We discovered Look Inside vintage shop while browsing through Warsawa Warsaw guide mentioned before. One cannot only find old stuff on the shelves, but we can also browse through the products of contemporary Polish design brands. Different styles and eras engage in dialogues here: the souvenir plate portraying Pope John Paul II, the Polish’ iconic Rozyna N radio straight from the ‘60s and the bluetooth headphones of Krafun are good neighbors here.
Marek Rykiel and Janek Rygiel select with good taste, so we are bound to buy at least something when we are at the store, but you can also order online. Unfortunately, to our greatest sorrow, one of our favorite Polish pieces of furniture is sold out at the moment: the seat in question is an armchair designed by Jozef Marian Chierowski, the form of which makes us feel familiar, and not by chance. Tons of similar pieces were manufactured in the 1960s at the furniture factories of former Socialist countries, and luckily, preserving common cultural treasures is considered important in all Easter-European countries. There are quite a few places in Hungary, where it is worth looking for these pieces, including, for example, Fabrika, artKRAFT or Möbelkunst, but if you are up for a contemporary interpretation, take a look at the product palette of Hunik Design. Retro furniture fans will not leave Look Inside empty-handed, as they can take the pieces of furniture defining the era with them in the form of notebooks, too.
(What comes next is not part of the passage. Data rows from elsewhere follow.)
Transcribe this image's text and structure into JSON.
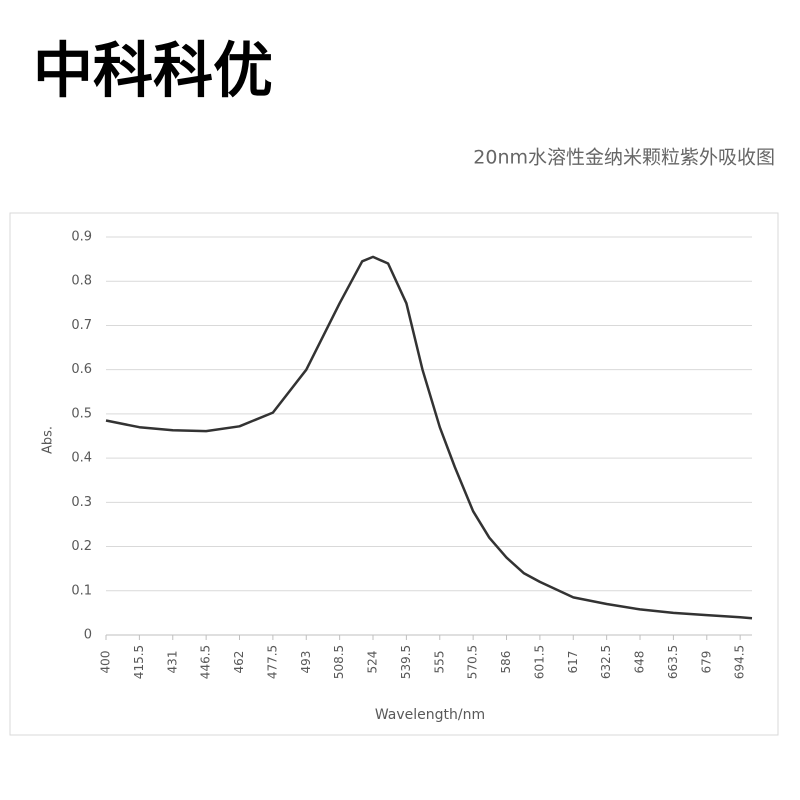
{
  "header": {
    "title": "中科科优",
    "caption": "20nm水溶性金纳米颗粒紫外吸收图"
  },
  "chart_data": {
    "type": "line",
    "x_label": "Wavelength/nm",
    "y_label": "Abs.",
    "x": [
      400,
      415.5,
      431,
      446.5,
      462,
      477.5,
      493,
      508.5,
      519,
      524,
      531,
      539.5,
      547,
      555,
      562,
      570.5,
      578,
      586,
      594,
      601.5,
      617,
      632.5,
      648,
      663.5,
      679,
      694.5,
      700
    ],
    "values": [
      0.485,
      0.47,
      0.463,
      0.461,
      0.472,
      0.503,
      0.6,
      0.75,
      0.845,
      0.855,
      0.84,
      0.75,
      0.6,
      0.47,
      0.38,
      0.28,
      0.22,
      0.175,
      0.14,
      0.12,
      0.085,
      0.07,
      0.058,
      0.05,
      0.045,
      0.04,
      0.038
    ],
    "color": "#333333",
    "xlim": [
      400,
      700
    ],
    "xticks": [
      400,
      415.5,
      431,
      446.5,
      462,
      477.5,
      493,
      508.5,
      524,
      539.5,
      555,
      570.5,
      586,
      601.5,
      617,
      632.5,
      648,
      663.5,
      679,
      694.5
    ],
    "ylim": [
      0,
      0.9
    ],
    "yticks": [
      0,
      0.1,
      0.2,
      0.3,
      0.4,
      0.5,
      0.6,
      0.7,
      0.8,
      0.9
    ],
    "grid": true
  }
}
We already got lost in the product palette of Look Inside through the screen, and of course we found our personal favorites in no time. We fell in love with the works of one of the founders, Janek Rygiel immediately: the Polish panels, the trams, the metro cars, or the Palace of Culture in Warsaw are brought to life on the posters.
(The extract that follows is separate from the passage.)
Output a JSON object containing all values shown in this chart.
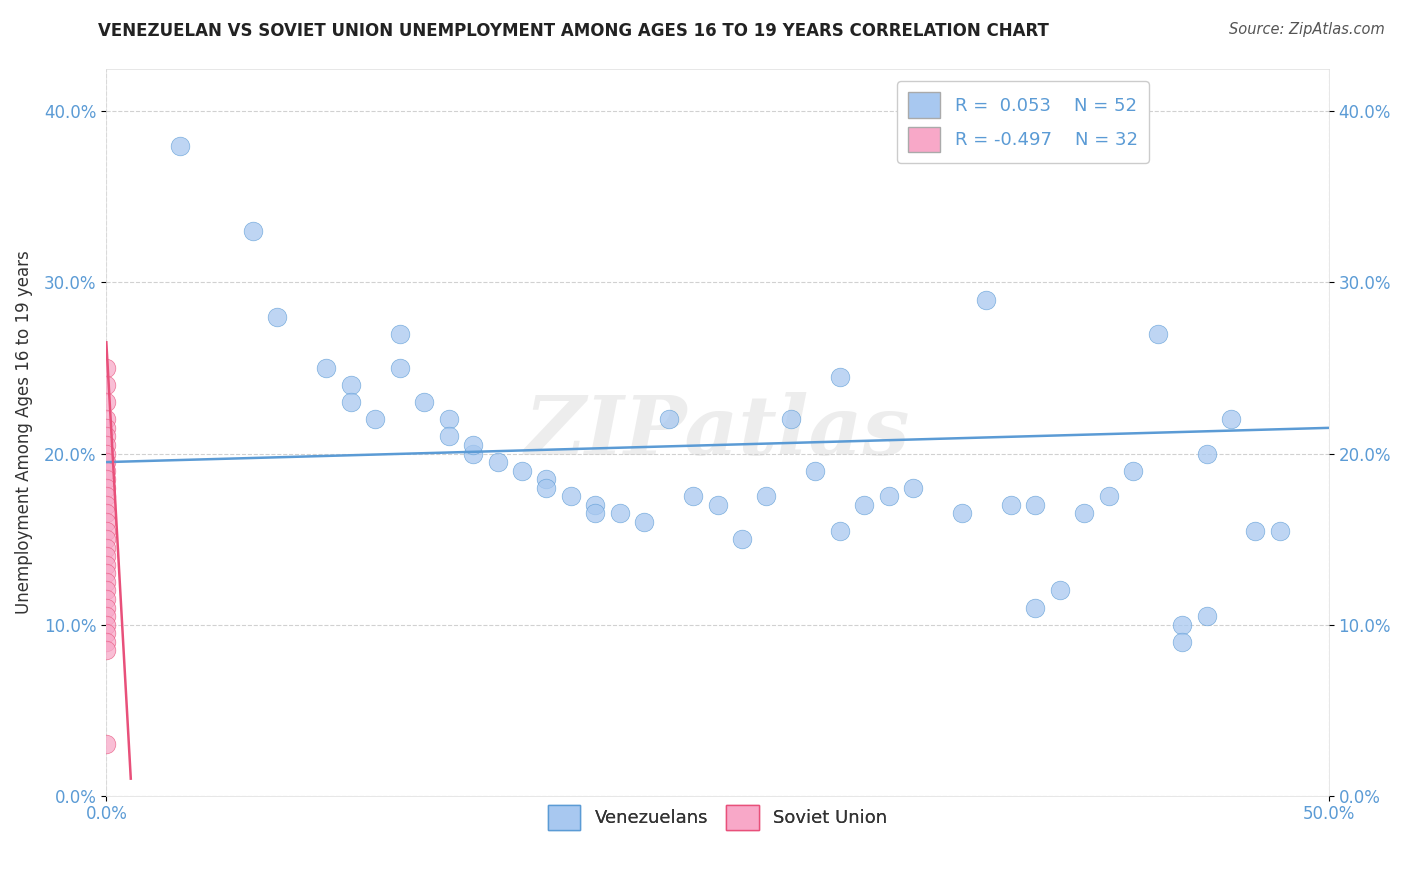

The extraordinary soy wax candles of La Flamme may seem surprising and odd at first: however, the candles of smaller or larger size molded into Jesuses and Virgin Marys, if you give it another thought, fit perfectly into the selection of the shop.
What else could we offer in the freezing cold weather than a cool Polish clothing brand. The ZIMNO design brand primarily designs heavy-duty and comfortable pieces of clothing and accessories for the fans of winter sports. We kind of had the feeling as if we found the Polish pair of the Hungarian Pinetime (the pine tree motif can also be found in the logo of the Hungarian brand). Most of the hoodies, T-shirts and joggers are made of cotton. One can find fully minimal pieces in the selection with the pine icon being purely indicative, but most of the times, the ZIMNO brand name is more emphatic (“zimno”, by the way, means “cold” or “winter”).
Their latest collection also features more exciting patterns – we must highlight the longline hoodies, which keep warm your knees, too. In addition to the hats crowned with colorful, knitted bobbles, our personal favorite is the water repellent, multi-pocketed ski jacket, made for order – here such delicate details as the pine tree motif displayed on the zippers, or the pocket designed for ski passes are also worth taking note of. The practicable design cannot be a simple matter of chance, as the founders of the brand, Robert “Robercik” Sosnowski, Kuba Wolak and Jędrek Baranowski themselves practice extreme sports. In addition to clothing items, you can also check out the snowboards and ski goggles.
In our weekly series, we present the Czech, Slovakian and Polish brands and design spots that we consider worthy of being placed on our mental design map. It is a guide for those looking for something other than usual tourist sights.